After reading J.D. Vance’s book Hillbilly Elegy last month (review here) I decided to watch the Ron Howard movie of the same name. When I did, I realized right away that I had seen the movie before. After watching it again, I checked my records, and sure enough, I had already reviewed the movie on December 29, 2020. I had given it 4 stars, and I stand by that review now.
It turns out, the movie was made in 2020, long before Vance became a senator, but after 2018, when he first thought of running against Sherrod Brown but eventually decided not to. He started his senate career with funding from Protect Ohio Values, a Peter Thiel super PAC, in 2021.

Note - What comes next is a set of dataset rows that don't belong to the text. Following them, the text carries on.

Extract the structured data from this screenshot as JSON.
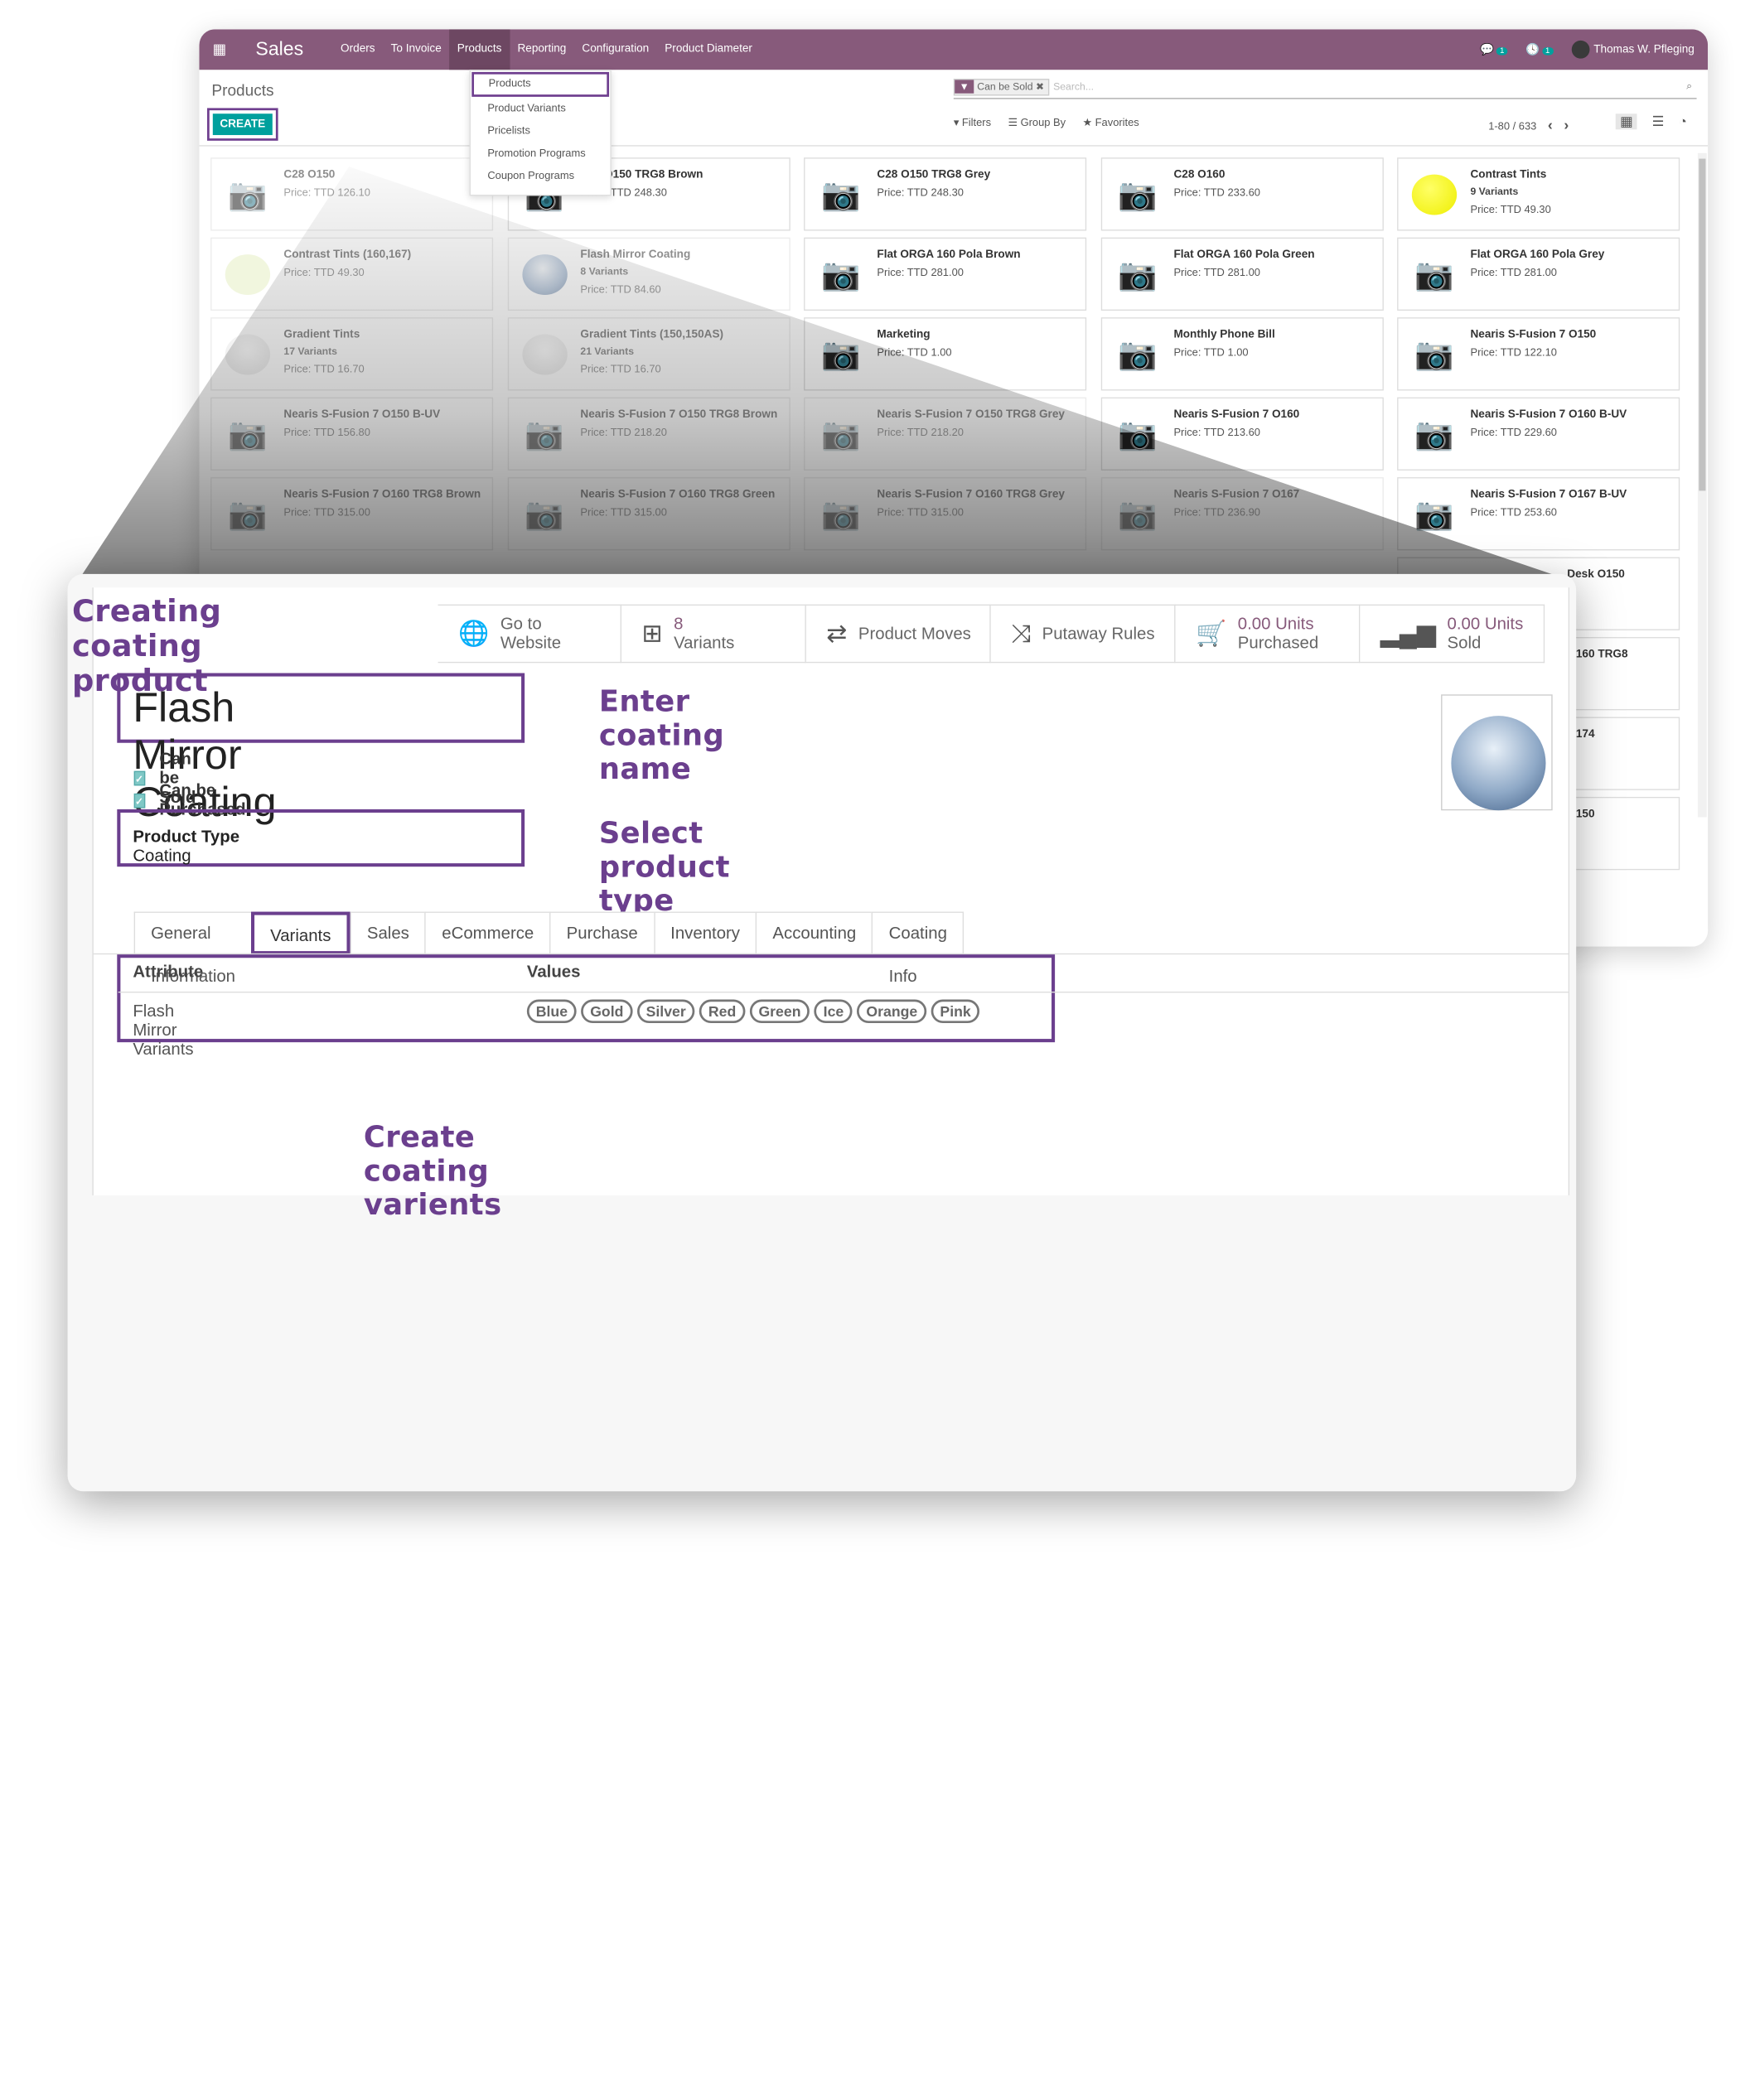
{
  "app": {
    "name": "Sales",
    "menu": [
      "Orders",
      "To Invoice",
      "Products",
      "Reporting",
      "Configuration",
      "Product Diameter"
    ],
    "active_menu": "Products",
    "messages_count": "1",
    "activities_count": "1",
    "user": "Thomas W. Pfleging"
  },
  "products_menu": [
    "Products",
    "Product Variants",
    "Pricelists",
    "Promotion Programs",
    "Coupon Programs"
  ],
  "page": {
    "title": "Products",
    "create_label": "CREATE"
  },
  "search": {
    "facet": "Can be Sold",
    "placeholder": "Search..."
  },
  "filters": [
    "Filters",
    "Group By",
    "Favorites"
  ],
  "pager": "1-80 / 633",
  "cards": [
    {
      "name": "C28 O150",
      "variants": "",
      "price": "Price: TTD 126.10",
      "img": "cam",
      "faded": true
    },
    {
      "name": "C28 O150 TRG8 Brown",
      "variants": "",
      "price": "Price: TTD 248.30",
      "img": "cam",
      "faded": false
    },
    {
      "name": "C28 O150 TRG8 Grey",
      "variants": "",
      "price": "Price: TTD 248.30",
      "img": "cam",
      "faded": false
    },
    {
      "name": "C28 O160",
      "variants": "",
      "price": "Price: TTD 233.60",
      "img": "cam",
      "faded": false
    },
    {
      "name": "Contrast Tints",
      "variants": "9 Variants",
      "price": "Price: TTD 49.30",
      "img": "yellow",
      "faded": false
    },
    {
      "name": "Contrast Tints (160,167)",
      "variants": "",
      "price": "Price: TTD 49.30",
      "img": "pale",
      "faded": true
    },
    {
      "name": "Flash Mirror Coating",
      "variants": "8 Variants",
      "price": "Price: TTD 84.60",
      "img": "mirror",
      "faded": true
    },
    {
      "name": "Flat ORGA 160 Pola Brown",
      "variants": "",
      "price": "Price: TTD 281.00",
      "img": "cam",
      "faded": false
    },
    {
      "name": "Flat ORGA 160 Pola Green",
      "variants": "",
      "price": "Price: TTD 281.00",
      "img": "cam",
      "faded": false
    },
    {
      "name": "Flat ORGA 160 Pola Grey",
      "variants": "",
      "price": "Price: TTD 281.00",
      "img": "cam",
      "faded": false
    },
    {
      "name": "Gradient Tints",
      "variants": "17 Variants",
      "price": "Price: TTD 16.70",
      "img": "grad",
      "faded": true
    },
    {
      "name": "Gradient Tints (150,150AS)",
      "variants": "21 Variants",
      "price": "Price: TTD 16.70",
      "img": "grad",
      "faded": true
    },
    {
      "name": "Marketing",
      "variants": "",
      "price": "Price: TTD 1.00",
      "img": "cam",
      "faded": false
    },
    {
      "name": "Monthly Phone Bill",
      "variants": "",
      "price": "Price: TTD 1.00",
      "img": "cam",
      "faded": false
    },
    {
      "name": "Nearis S-Fusion 7 O150",
      "variants": "",
      "price": "Price: TTD 122.10",
      "img": "cam",
      "faded": false
    },
    {
      "name": "Nearis S-Fusion 7 O150 B-UV",
      "variants": "",
      "price": "Price: TTD 156.80",
      "img": "cam",
      "faded": true
    },
    {
      "name": "Nearis S-Fusion 7 O150 TRG8 Brown",
      "variants": "",
      "price": "Price: TTD 218.20",
      "img": "cam",
      "faded": true
    },
    {
      "name": "Nearis S-Fusion 7 O150 TRG8 Grey",
      "variants": "",
      "price": "Price: TTD 218.20",
      "img": "cam",
      "faded": true
    },
    {
      "name": "Nearis S-Fusion 7 O160",
      "variants": "",
      "price": "Price: TTD 213.60",
      "img": "cam",
      "faded": false
    },
    {
      "name": "Nearis S-Fusion 7 O160 B-UV",
      "variants": "",
      "price": "Price: TTD 229.60",
      "img": "cam",
      "faded": false
    },
    {
      "name": "Nearis S-Fusion 7 O160 TRG8 Brown",
      "variants": "",
      "price": "Price: TTD 315.00",
      "img": "cam",
      "faded": true
    },
    {
      "name": "Nearis S-Fusion 7 O160 TRG8 Green",
      "variants": "",
      "price": "Price: TTD 315.00",
      "img": "cam",
      "faded": true
    },
    {
      "name": "Nearis S-Fusion 7 O160 TRG8 Grey",
      "variants": "",
      "price": "Price: TTD 315.00",
      "img": "cam",
      "faded": true
    },
    {
      "name": "Nearis S-Fusion 7 O167",
      "variants": "",
      "price": "Price: TTD 236.90",
      "img": "cam",
      "faded": true
    },
    {
      "name": "Nearis S-Fusion 7 O167 B-UV",
      "variants": "",
      "price": "Price: TTD 253.60",
      "img": "cam",
      "faded": false
    }
  ],
  "partial_cards": [
    "Desk O150",
    "O160 TRG8",
    "O174",
    "O150"
  ],
  "form": {
    "smart_buttons": [
      {
        "line1": "Go to",
        "line2": "Website",
        "icon": "globe-icon"
      },
      {
        "line1": "8",
        "line2": "Variants",
        "icon": "sitemap-icon"
      },
      {
        "line1": "Product Moves",
        "line2": "",
        "icon": "exchange-icon"
      },
      {
        "line1": "Putaway Rules",
        "line2": "",
        "icon": "random-icon"
      },
      {
        "line1": "0.00 Units",
        "line2": "Purchased",
        "icon": "cart-icon"
      },
      {
        "line1": "0.00 Units",
        "line2": "Sold",
        "icon": "signal-icon"
      }
    ],
    "product_name": "Flash Mirror Coating",
    "can_be_sold": "Can be Sold",
    "can_be_purchased": "Can be Purchased",
    "product_type_label": "Product Type",
    "product_type_value": "Coating",
    "tabs": [
      "General Information",
      "Variants",
      "Sales",
      "eCommerce",
      "Purchase",
      "Inventory",
      "Accounting",
      "Coating Info"
    ],
    "active_tab": "Variants",
    "table_headers": [
      "Attribute",
      "Values"
    ],
    "attribute": "Flash Mirror Variants",
    "values": [
      "Blue",
      "Gold",
      "Silver",
      "Red",
      "Green",
      "Ice",
      "Orange",
      "Pink"
    ]
  },
  "annotations": {
    "title": "Creating coating product",
    "name": "Enter coating name",
    "type": "Select product type",
    "variants": "Create coating varients"
  },
  "colors": {
    "brand": "#875a7b",
    "accent": "#00a09d",
    "annotation": "#6b3f8e"
  }
}
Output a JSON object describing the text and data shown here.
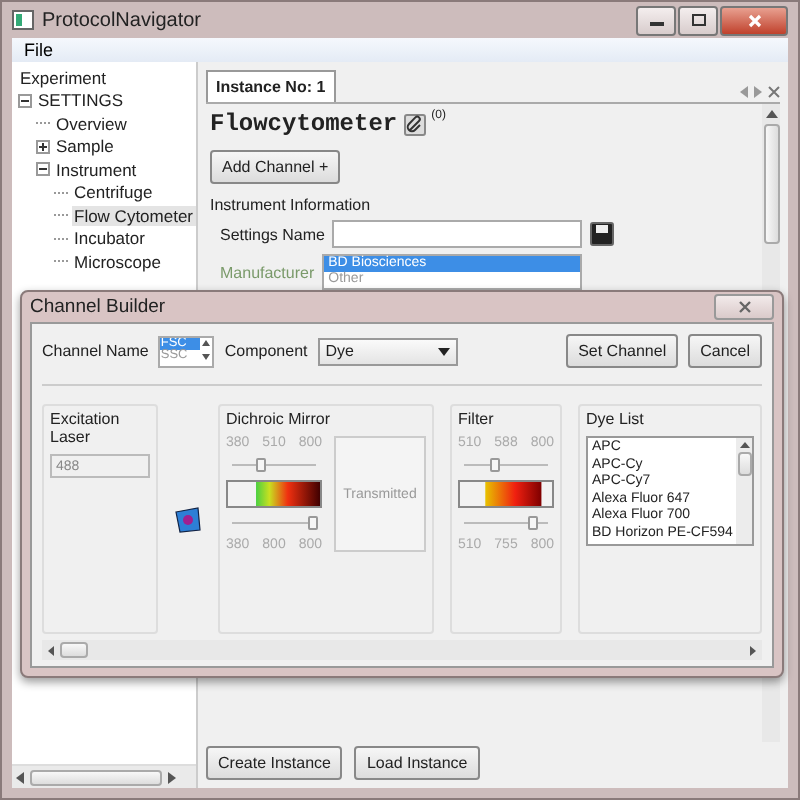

Just like after reading and reviewing Vance’s book, upon watching the movie again, I am seriously puzzled. Vance pulled himself out of a severely disadvantaged childhood and youth, eventually became a senator and then vice-presidential candidate. That is frankly astonishing when you witness his struggles in early life and his youth. His resulting set of values and outlook on life could not be more opposed to those of Trump. The two just don’t reconcile. This explains that Vance had to retract and change his statements about Trump in years past. The only explanation I have is that he purposefully is using Trump to gain access to the highest levels of the United States government. He is only 40 years old and obviously has a career ahead of himself, no matter what eventually happens to Trump.
This is a movie review, not a statement about a political candidate, but somehow I can’t separate Vance, the public figure, and his book and the movie about the book. The two come as a package.
For a movie review – I recommend you watch Hillbilly Elegy, then read the book, and then come back here and tell me what you think is going on with J.D. Vance and the weird persona he is projecting in this campaign.